Question

Three point charges are arranged on a line. Charge q3 = 5 nC and is at the origin. Charge q2 = - 3 nC and is at x = 4 cm. Charge q1 is at x = 2 cm. What is q1 (magnitude and sign) if the net force on q3 is zero.

Answer 1

Answer:

q₁ = + 1.25 nC

Explanation:

Theory of electrical forces

Because the particle q₃ is close to two other electrically charged particles, it will experience two electrical forces and the solution of the problem is of a vector nature.

Known data

q₃=5 nC

q₂=- 3 nC

d₁₃=  2 cm

d₂₃ = 4 cm

Graphic attached

The directions of the individual forces exerted by q1 and q₂ on q₃ are shown in the attached figure.

For the net force on q3 to be zero F₁₃ and F₂₃ must have the same magnitude and opposite direction, So,  the charge q₁ must be positive(q₁+).

The force (F₁₃) of q₁ on q₃ is repulsive because the charges have equal signs ,then. F₁₃ is directed to the left (-x).

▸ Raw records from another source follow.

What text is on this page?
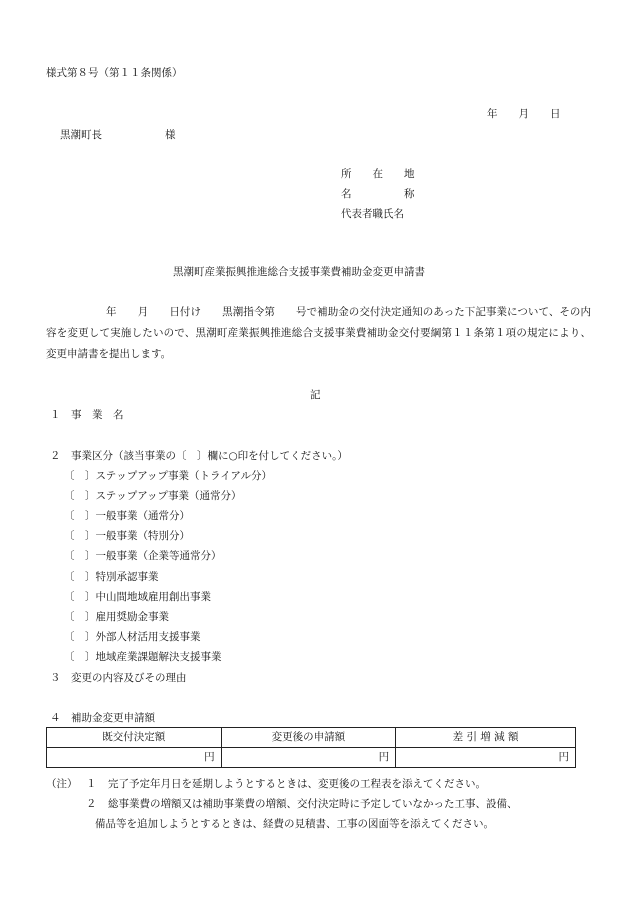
様式第８号（第１１条関係）
年　　月　　日
黒潮町長　　　　　　様
所　　在　　地
名　　　　　称
代表者職氏名
黒潮町産業振興推進総合支援事業費補助金変更申請書
年　　月　　日付け　　黒潮指令第　　号で補助金の交付決定通知のあった下記事業について、その内容を変更して実施したいので、黒潮町産業振興推進総合支援事業費補助金交付要綱第１１条第１項の規定により、変更申請書を提出します。
記
１　事　業　名
２　事業区分（該当事業の〔　〕欄に○印を付してください。）
〔　〕ステップアップ事業（トライアル分）
〔　〕ステップアップ事業（通常分）
〔　〕一般事業（通常分）
〔　〕一般事業（特別分）
〔　〕一般事業（企業等通常分）
〔　〕特別承認事業
〔　〕中山間地域雇用創出事業
〔　〕雇用奨励金事業
〔　〕外部人材活用支援事業
〔　〕地域産業課題解決支援事業
３　変更の内容及びその理由
４　補助金変更申請額
既交付決定額	変更後の申請額	差 引 増 減 額
円	円	円
（注） １ 完了予定年月日を延期しようとするときは、変更後の工程表を添えてください。
２ 総事業費の増額又は補助事業費の増額、交付決定時に予定していなかった工事、設備、
備品等を追加しようとするときは、経費の見積書、工事の図面等を添えてください。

The force (F₂₃) of q₂ on q₃ is attractive because the charges have opposite signs.  F₂₃ is directed to the right (+x)

Calculation of q1

F₁₃ = F₂₃

$\frac{k*q_{1}*q_3 }{(d_{13})^{2} } = \frac{k*q_{2}*q_3 }{(d_{23})^{2} }$

We divide by (k * q3) on both sides of the equation

$\frac{q_{1} }{(d_{13})^{2} } = \frac{q_{2} }{(d_{23})^{2} }$

$q_{1} = \frac{q_{2}*(d_{13})^{2} }{(d_{23} )^{2} }$

$q_{1} = \frac{5*(2)^{2} }{(4 )^{2} }$

q₁ = + 1.25 nC